Zuma: Heath no friend of mine |
Publication |
Sunday Times |
Date | 2011-12-11 |
Reporter | Sibusiso Ngalwa, Thabo Mokone |
Web Link | www.timeslive.co.za |
Pressure Is mounting on Special Investigating Unit (SIU) head Willem
Heath, with the government confirming that he is being investigated and
President Jacob Zuma saying the former judge is "not a friend".
Justice Minister Jeff Radebe said yesterday he was investigating remarks
made by Heath in an interview last week and hoped to report back to the
president in the next few days.
Heath told City Press last week that former president Thabo Mbeki had
engineered rape and corruption charges against Zuma. This prompted an angry
response from Mbeki, who denied the "grave" claims.
In an interview with Ukhozi FM on Wednesday, Zuma strongly denied having
close ties to Heath. The former judge acted as Zuma's legal adviser when the
president faced a rape charge and, later, when he was charged with
corruption.
"When you hire a lawyer it doesn't mean that he is your friend ... sometimes
you hire a lawyer to represent you and the next day you find him standing on
the other side. That's how lawyers operate, they serve whoever comes first
and requests help," said Zuma.
The president distanced himself from Heath's claims that Mbeki had
instigated the criminal cases that threatened to end Zuma's political
career.
"He is not aligned to me ... I want to deny that ... he has his own views.
He holds his own views on what happened, you know that he was always
involved in the investigations field even before.

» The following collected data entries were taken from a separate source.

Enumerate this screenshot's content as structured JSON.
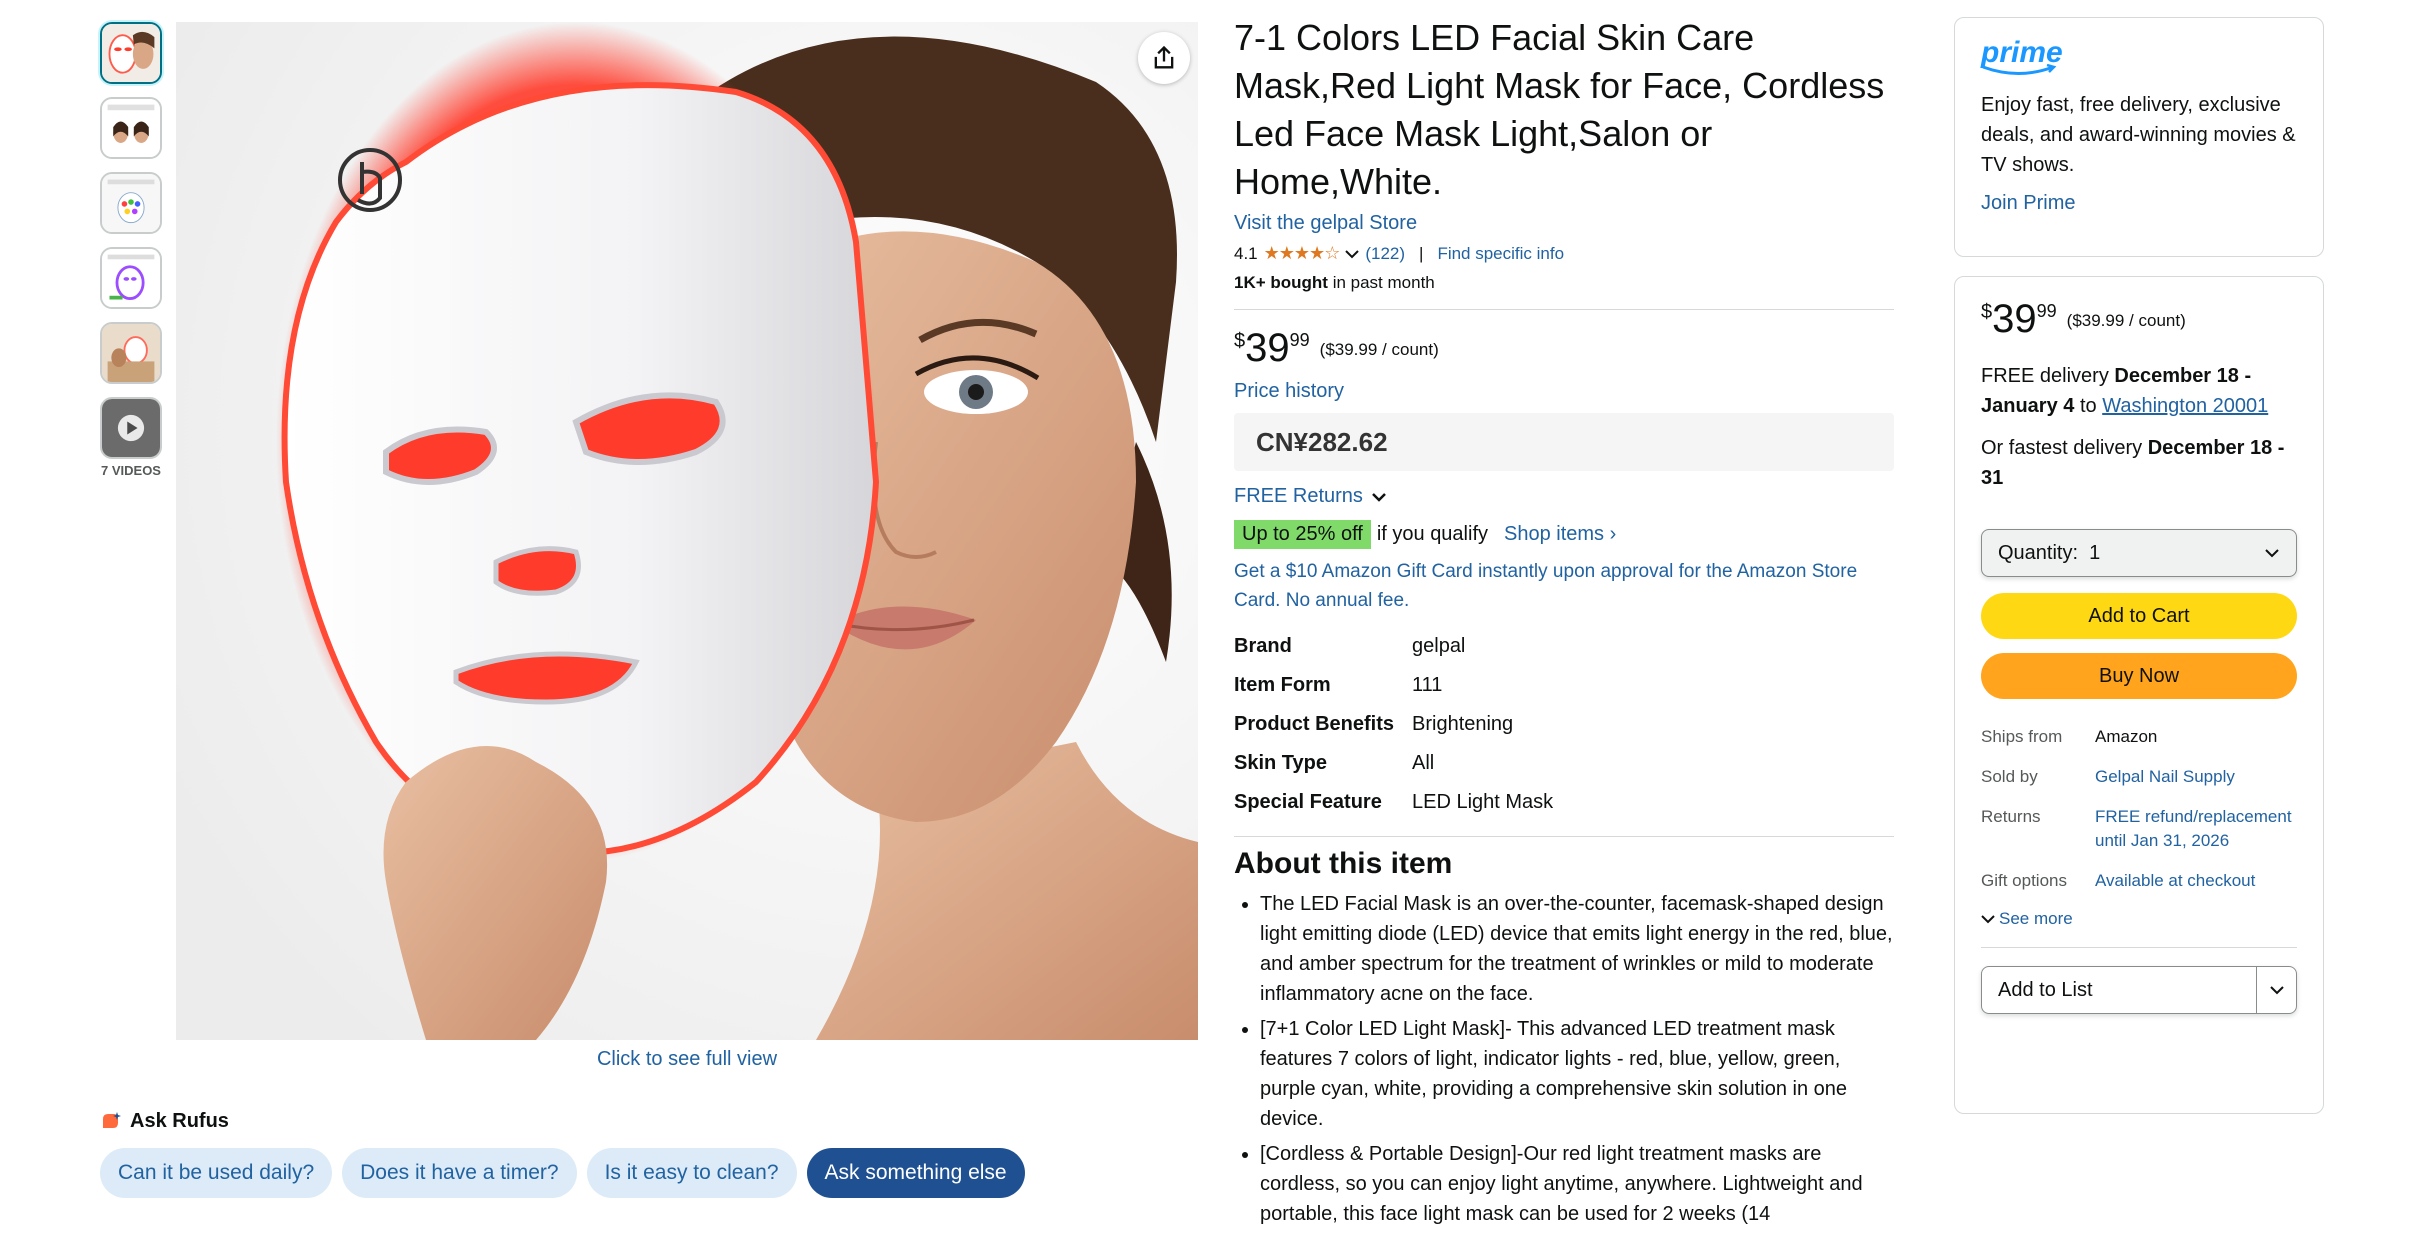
{
  "product": {
    "title": "7-1 Colors LED Facial Skin Care Mask,Red Light Mask for Face, Cordless Led Face Mask Light,Salon or Home,White.",
    "store_link": "Visit the gelpal Store",
    "rating": "4.1",
    "stars": "★★★★☆",
    "review_count": "(122)",
    "find_info": "Find specific info",
    "bought_bold": "1K+ bought",
    "bought_rest": " in past month"
  },
  "gallery": {
    "videos_label": "7 VIDEOS",
    "full_view": "Click to see full view"
  },
  "rufus": {
    "title": "Ask Rufus",
    "chips": [
      "Can it be used daily?",
      "Does it have a timer?",
      "Is it easy to clean?",
      "Ask something else"
    ]
  },
  "price": {
    "symbol": "$",
    "whole": "39",
    "fraction": "99",
    "unit": "($39.99 / count)",
    "history": "Price history",
    "cny": "CN¥282.62"
  },
  "returns": {
    "label": "FREE Returns"
  },
  "promo": {
    "badge": "Up to 25% off",
    "text": "if you qualify",
    "shop_items": "Shop items ›",
    "gift_card": "Get a $10 Amazon Gift Card instantly upon approval for the Amazon Store Card. No annual fee."
  },
  "specs": [
    {
      "key": "Brand",
      "value": "gelpal"
    },
    {
      "key": "Item Form",
      "value": "111"
    },
    {
      "key": "Product Benefits",
      "value": "Brightening"
    },
    {
      "key": "Skin Type",
      "value": "All"
    },
    {
      "key": "Special Feature",
      "value": "LED Light Mask"
    }
  ],
  "about": {
    "title": "About this item",
    "bullets": [
      "The LED Facial Mask is an over-the-counter, facemask-shaped design light emitting diode (LED) device that emits light energy in the red, blue, and amber spectrum for the treatment of wrinkles or mild to moderate inflammatory acne on the face.",
      "[7+1 Color LED Light Mask]- This advanced LED treatment mask features 7 colors of light, indicator lights - red, blue, yellow, green, purple cyan, white, providing a comprehensive skin solution in one device.",
      "[Cordless & Portable Design]-Our red light treatment masks are cordless, so you can enjoy light anytime, anywhere. Lightweight and portable, this face light mask can be used for 2 weeks (14"
    ]
  },
  "prime": {
    "logo": "prime",
    "text": "Enjoy fast, free delivery, exclusive deals, and award-winning movies & TV shows.",
    "join": "Join Prime"
  },
  "buybox": {
    "delivery_prefix": "FREE delivery ",
    "delivery_dates": "December 18 - January 4",
    "delivery_to": " to ",
    "delivery_location": "Washington 20001",
    "fastest_prefix": "Or fastest delivery ",
    "fastest_dates": "December 18 - 31",
    "quantity_label": "Quantity:",
    "quantity_value": "1",
    "add_to_cart": "Add to Cart",
    "buy_now": "Buy Now",
    "ships_from_key": "Ships from",
    "ships_from_val": "Amazon",
    "sold_by_key": "Sold by",
    "sold_by_val": "Gelpal Nail Supply",
    "returns_key": "Returns",
    "returns_val": "FREE refund/replacement until Jan 31, 2026",
    "gift_key": "Gift options",
    "gift_val": "Available at checkout",
    "see_more": "See more",
    "add_to_list": "Add to List"
  },
  "colors": {
    "link": "#2162a1",
    "cart": "#ffd814",
    "buy": "#ffa41c",
    "promo": "#7fda69",
    "prime": "#1a98ff",
    "star": "#de7921"
  }
}
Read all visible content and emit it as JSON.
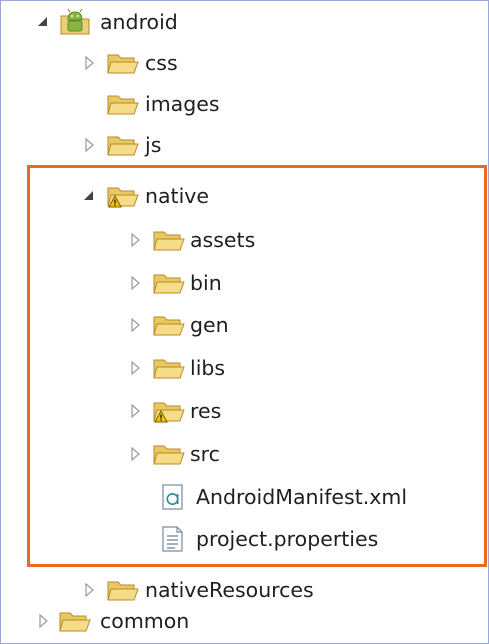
{
  "colors": {
    "highlight_border": "#ea6a1e",
    "frame_border": "#9aa7d8",
    "folder_fill": "#f3d87a",
    "folder_stroke": "#b88a2a",
    "text": "#1f1f1f"
  },
  "tree": {
    "root": {
      "label": "android",
      "expanded": true,
      "icon": "android-project-icon"
    },
    "items": [
      {
        "label": "css",
        "has_children": true,
        "expanded": false,
        "icon": "folder-icon"
      },
      {
        "label": "images",
        "has_children": false,
        "expanded": false,
        "icon": "folder-icon"
      },
      {
        "label": "js",
        "has_children": true,
        "expanded": false,
        "icon": "folder-icon"
      },
      {
        "label": "native",
        "has_children": true,
        "expanded": true,
        "icon": "folder-warning-icon"
      },
      {
        "label": "assets",
        "has_children": true,
        "expanded": false,
        "icon": "folder-icon"
      },
      {
        "label": "bin",
        "has_children": true,
        "expanded": false,
        "icon": "folder-icon"
      },
      {
        "label": "gen",
        "has_children": true,
        "expanded": false,
        "icon": "folder-icon"
      },
      {
        "label": "libs",
        "has_children": true,
        "expanded": false,
        "icon": "folder-icon"
      },
      {
        "label": "res",
        "has_children": true,
        "expanded": false,
        "icon": "folder-warning-icon"
      },
      {
        "label": "src",
        "has_children": true,
        "expanded": false,
        "icon": "folder-icon"
      },
      {
        "label": "AndroidManifest.xml",
        "has_children": false,
        "expanded": false,
        "icon": "xml-file-icon"
      },
      {
        "label": "project.properties",
        "has_children": false,
        "expanded": false,
        "icon": "text-file-icon"
      },
      {
        "label": "nativeResources",
        "has_children": true,
        "expanded": false,
        "icon": "folder-icon"
      },
      {
        "label": "common",
        "has_children": true,
        "expanded": false,
        "icon": "folder-icon"
      }
    ]
  }
}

"It may well be that there are some things that he knows that we don't. That
is why I'm saying that his comments ... have made us to look into them
because we have to satisfy ourselves that if he holds such views and such
emotions ... given the sensitive job that he has been given, if he will be
able to work properly," said Zuma.
"Because of the position he is appointed to, it is crucial for the nation to
be assured that he holds no grudges and that he will do his job properly,"
said Zuma.
Radebe yesterday said that he and Department of Justice director-general
Nonkululeko Sindane had met Heath on Tuesday "to obtain information ... in
order to fully understand" the circumstances under which the interview took
place.
"Advocate Heath undertook to provide me with relevant information on this
matter and has recently handed over information to my office on this matter
for consideration," said Radebe.
"At the outset he strongly indicated that the interview was conducted in his
personal capacity and not in his professional capacity as the head of the
SIU."
Presidential spokesman Mac Maharaj told the Sunday Times on Friday that
Zuma's office was in touch with Mbeki's office following a formal complaint
from the former president.
Heath's comments have also irked Bulelani Ngcuka, the former National
Director of Public Prosecutions.
In today's Sunday Times, Ngcuka addresses an "open letter" to Heath, saying
that the allegations made were "very serious".
"Evidence of such conduct as you allege on my part would result in a
criminal conviction. One therefore wonders why, if you have such evidence,
you have not seen it fit to formally lay charges against me in all these
years.
"The reason, in my considered view, is that these allegations are as false
as they are disingenuous," writes Ngcuka, who describes Heath as a man
driven by bitterness.
"One however understands that a man so bitter at being 'excluded' from
office and being rendered a pauper as a result of such 'exclusion' would be
blind to the facts and be inclined to lash out at all those who he
misguidedly perceives to have conspired to his prejudice," he writes.
Heath had to quit his job as head of the SIU in 2000 after the
Constitutional Court ruled that a sitting judge could not head up such a
unit.
He then applied to Mbeki for early retirement but the former president
turned him down, and he lost lucrative benefits such as a salary for life.
With acknowledgements to Sibusiso Ngalwa, Thabo Mokone and Sunday Times.
Advocate Heath is not an arsehole, his boss is. The latter is also a liar.
How can the former not be his friend when otherwise the latter would surely
be in jail.
The only idiocy Advocate Heath has demonstrated of late is saying the
Schabir Shaik should not have been found guilty as there was insufficient
evidence.
Judge Hilary Squires's judgment is one of the best and most thorough
judgments ever given in a criminal trial ever in any jurisdication anywhere
in the world.
I said so because it is so.
So effectively did the Supreme Court of Appeal.
The real goons in the Schabir Shaik matter were the NPA headed by Bulelani
Ngcuka and bossed by Doctor (reason still being research) Penuell Maduna.
If these two goonly stooges in their expensive, but cheap-looking leather
jackets hadn't done a deal made in Alice's Wonderland, then both Thomson-CSF
and Jacob Zuma would have been tried alongside panvis Shaik for the biggest
outcome ever.
I have no doubt whatsoever that the goons' instructions came from Mbeki.
If Mbeki and Zuma were both in jail, then Schabir Shaik would also still be
in jail.
The people who got Schabir Shaik out of jail should also go to jail.